3) Inoltre, chi conosce tutte le sentenze della Corte di Cassazione? Si dirà: gli avvocati, che hanno accesso al le sentenze della Corte? Ma se il sito non è aggiornato? Se la massima si discosta dal contenuto? Se la sentenza o le sentenze sono risalenti negli anni e non più rispondenti alla società che si evolve? Ma, se anche sono recenti, e sono contrastanti? L’art. 360-bis non richiama le Sezioni Unite! Quindi, qualsiasi sentenza della Corte di Cassazione è giudizio di riferimento. Sembra impossibile, ma stiamo regredendo al sistema anglosassone della common law! Anzi, peggio. Il nostro buon cittadino, ormai sa che il buon giudice di Berlino non sta a Roma, e nemmeno a Berlino, ma nei sobborghi della città prussiana e, allora, è colto da un dubbio: abolire tutti i gradi di giudizio, perché la giustizia si fa sotto l’albero secondo il diritto longobardo, noto anche come ius asininum.

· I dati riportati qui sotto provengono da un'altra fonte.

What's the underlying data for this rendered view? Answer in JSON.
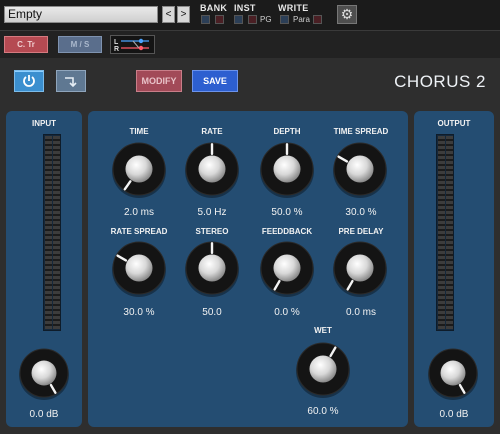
{
  "header": {
    "preset_name": "Empty",
    "prev_label": "<",
    "next_label": ">",
    "bank_label": "BANK",
    "inst_label": "INST",
    "pg_label": "PG",
    "write_label": "WRITE",
    "para_label": "Para"
  },
  "toolbar": {
    "ctr_label": "C. Tr",
    "ms_label": "M / S",
    "l_label": "L",
    "r_label": "R"
  },
  "plugin": {
    "title": "CHORUS 2",
    "modify_label": "MODIFY",
    "save_label": "SAVE"
  },
  "input": {
    "label": "INPUT",
    "value": "0.0 dB",
    "level": 0.0
  },
  "output": {
    "label": "OUTPUT",
    "value": "0.0 dB",
    "level": 0.0
  },
  "params": [
    {
      "label": "TIME",
      "value": "2.0 ms"
    },
    {
      "label": "RATE",
      "value": "5.0 Hz"
    },
    {
      "label": "DEPTH",
      "value": "50.0 %"
    },
    {
      "label": "TIME SPREAD",
      "value": "30.0 %"
    },
    {
      "label": "RATE SPREAD",
      "value": "30.0 %"
    },
    {
      "label": "STEREO",
      "value": "50.0"
    },
    {
      "label": "FEEDDBACK",
      "value": "0.0 %"
    },
    {
      "label": "PRE DELAY",
      "value": "0.0 ms"
    },
    {
      "label": "WET",
      "value": "60.0 %"
    }
  ],
  "colors": {
    "panel_blue": "#244d72",
    "power_blue": "#3b8fcf",
    "save_blue": "#2d5fd0",
    "modify_red": "#a24a58",
    "ctr_red": "#b54a52"
  }
}
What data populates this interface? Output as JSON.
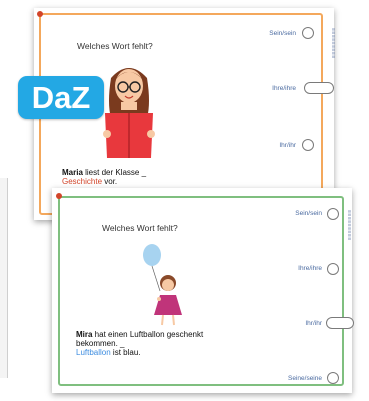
{
  "badge": {
    "label": "DaZ"
  },
  "card1": {
    "question": "Welches Wort fehlt?",
    "options": [
      "Sein/sein",
      "Ihre/ihre",
      "Ihr/ihr"
    ],
    "sentence_name": "Maria",
    "sentence_part1": " liest der Klasse _",
    "sentence_highlight": "Geschichte",
    "sentence_part2": " vor.",
    "colors": {
      "frame": "#f4a85c",
      "accent": "#d2452a"
    }
  },
  "card2": {
    "question": "Welches Wort fehlt?",
    "options": [
      "Sein/sein",
      "Ihre/ihre",
      "Ihr/ihr",
      "Seine/seine"
    ],
    "sentence_name": "Mira",
    "sentence_part1": " hat einen Luftballon geschenkt bekommen. _",
    "sentence_highlight": "Luftballon",
    "sentence_part2": " ist blau.",
    "colors": {
      "frame": "#7fbf7f",
      "accent": "#3d8de0"
    }
  }
}
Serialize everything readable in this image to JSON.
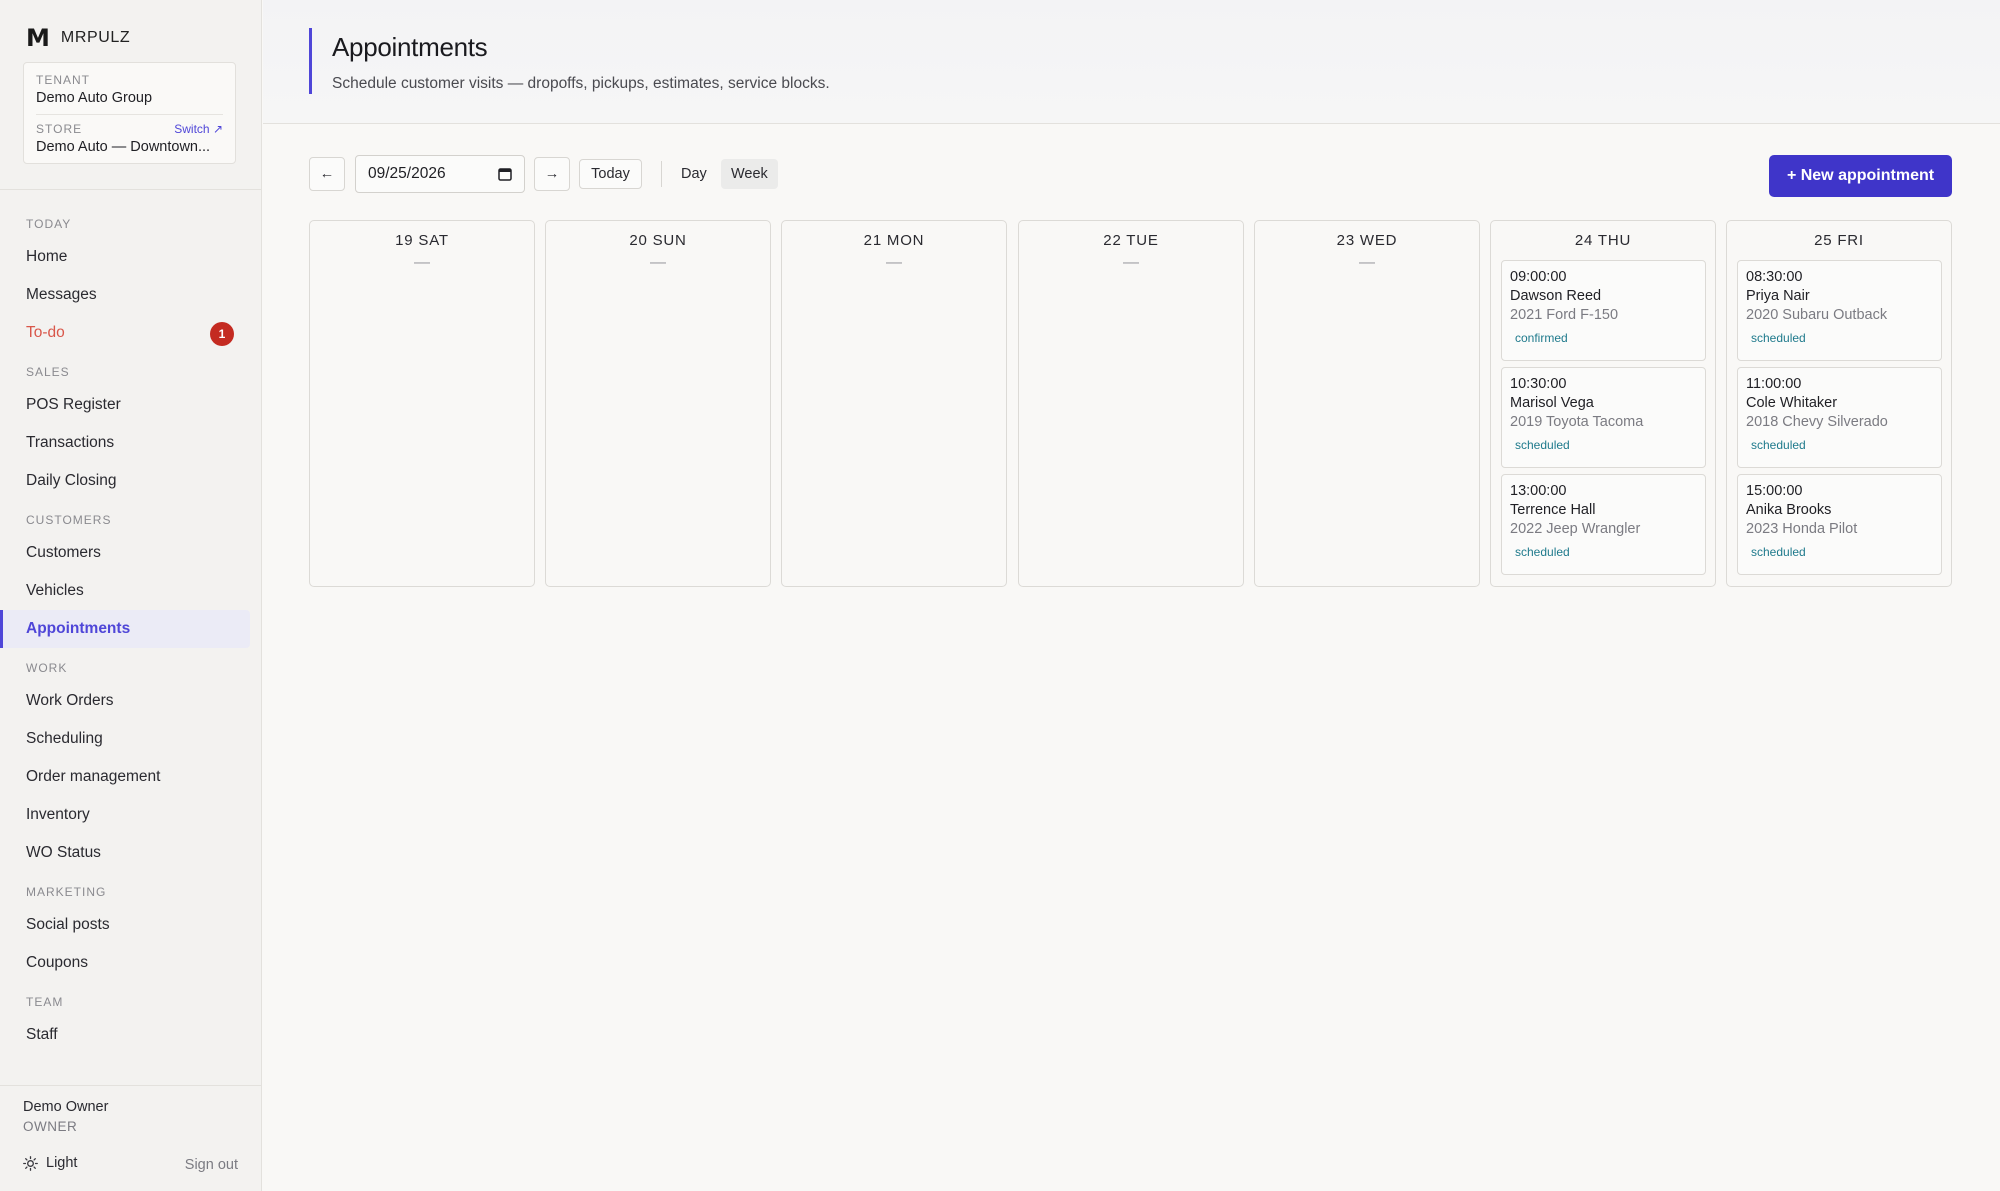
{
  "brand": {
    "logo": "M",
    "name": "MRPULZ"
  },
  "tenant_card": {
    "tenant_label": "TENANT",
    "tenant_value": "Demo Auto Group",
    "store_label": "STORE",
    "switch_label": "Switch ↗",
    "store_value": "Demo Auto — Downtown..."
  },
  "nav": {
    "today": "TODAY",
    "home": "Home",
    "messages": "Messages",
    "todo": "To-do",
    "todo_badge": "1",
    "sales": "SALES",
    "pos": "POS Register",
    "transactions": "Transactions",
    "daily_closing": "Daily Closing",
    "customers_section": "CUSTOMERS",
    "customers": "Customers",
    "vehicles": "Vehicles",
    "appointments": "Appointments",
    "work": "WORK",
    "work_orders": "Work Orders",
    "scheduling": "Scheduling",
    "order_management": "Order management",
    "inventory": "Inventory",
    "wo_status": "WO Status",
    "marketing": "MARKETING",
    "social_posts": "Social posts",
    "coupons": "Coupons",
    "team": "TEAM",
    "staff": "Staff"
  },
  "footer": {
    "user_name": "Demo Owner",
    "user_role": "OWNER",
    "theme_label": "Light",
    "sign_out": "Sign out"
  },
  "header": {
    "title": "Appointments",
    "subtitle": "Schedule customer visits — dropoffs, pickups, estimates, service blocks."
  },
  "toolbar": {
    "prev_icon": "←",
    "next_icon": "→",
    "date_value": "09/25/2026",
    "today_label": "Today",
    "day_label": "Day",
    "week_label": "Week",
    "new_appointment": "+ New appointment"
  },
  "week": {
    "empty_marker": "—",
    "days": [
      {
        "label": "19 SAT",
        "appointments": []
      },
      {
        "label": "20 SUN",
        "appointments": []
      },
      {
        "label": "21 MON",
        "appointments": []
      },
      {
        "label": "22 TUE",
        "appointments": []
      },
      {
        "label": "23 WED",
        "appointments": []
      },
      {
        "label": "24 THU",
        "appointments": [
          {
            "time": "09:00:00",
            "name": "Dawson Reed",
            "vehicle": "2021 Ford F-150",
            "status": "confirmed"
          },
          {
            "time": "10:30:00",
            "name": "Marisol Vega",
            "vehicle": "2019 Toyota Tacoma",
            "status": "scheduled"
          },
          {
            "time": "13:00:00",
            "name": "Terrence Hall",
            "vehicle": "2022 Jeep Wrangler",
            "status": "scheduled"
          }
        ]
      },
      {
        "label": "25 FRI",
        "appointments": [
          {
            "time": "08:30:00",
            "name": "Priya Nair",
            "vehicle": "2020 Subaru Outback",
            "status": "scheduled"
          },
          {
            "time": "11:00:00",
            "name": "Cole Whitaker",
            "vehicle": "2018 Chevy Silverado",
            "status": "scheduled"
          },
          {
            "time": "15:00:00",
            "name": "Anika Brooks",
            "vehicle": "2023 Honda Pilot",
            "status": "scheduled"
          }
        ]
      }
    ]
  },
  "colors": {
    "accent": "#4f46d8",
    "primary_button": "#3f35c9",
    "alert": "#d9574a",
    "badge": "#c42b21",
    "status_text": "#1f7a8c"
  }
}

Ci si è dimenticati persino dell’art. 111, comma 7, della Costituzione, secondo cui a nessuno può essere sottratto il diritto di adire la Corte di Cassazione.

Ora e conclusivamente: noi sappiamo che leggi le fa il Parlamento. Sappiamo anche che in Parlamento siedono più numerosi di tutti gli avvocati e i giuristi. Siedono (quando siedono!), votano pigiando un tasto, spesso quello sbagliato. L’Italia ha le leggi e i processi che si merita. È ben vero che l’italiano è un popolo litigioso fino alla morte, ma, se si vuol alleggerire la pressione di questo vizio, sono altre le strade da battere.

E il Ministro di Grazia e Giustizia? Di grazia, ministro, ogni tanto sposti i suoi occhioni dai suoi appunti sui lodi e consideri che le leggi fanno parte delle sue materie. I lodi in Italia fanno venire la tiroide angelina.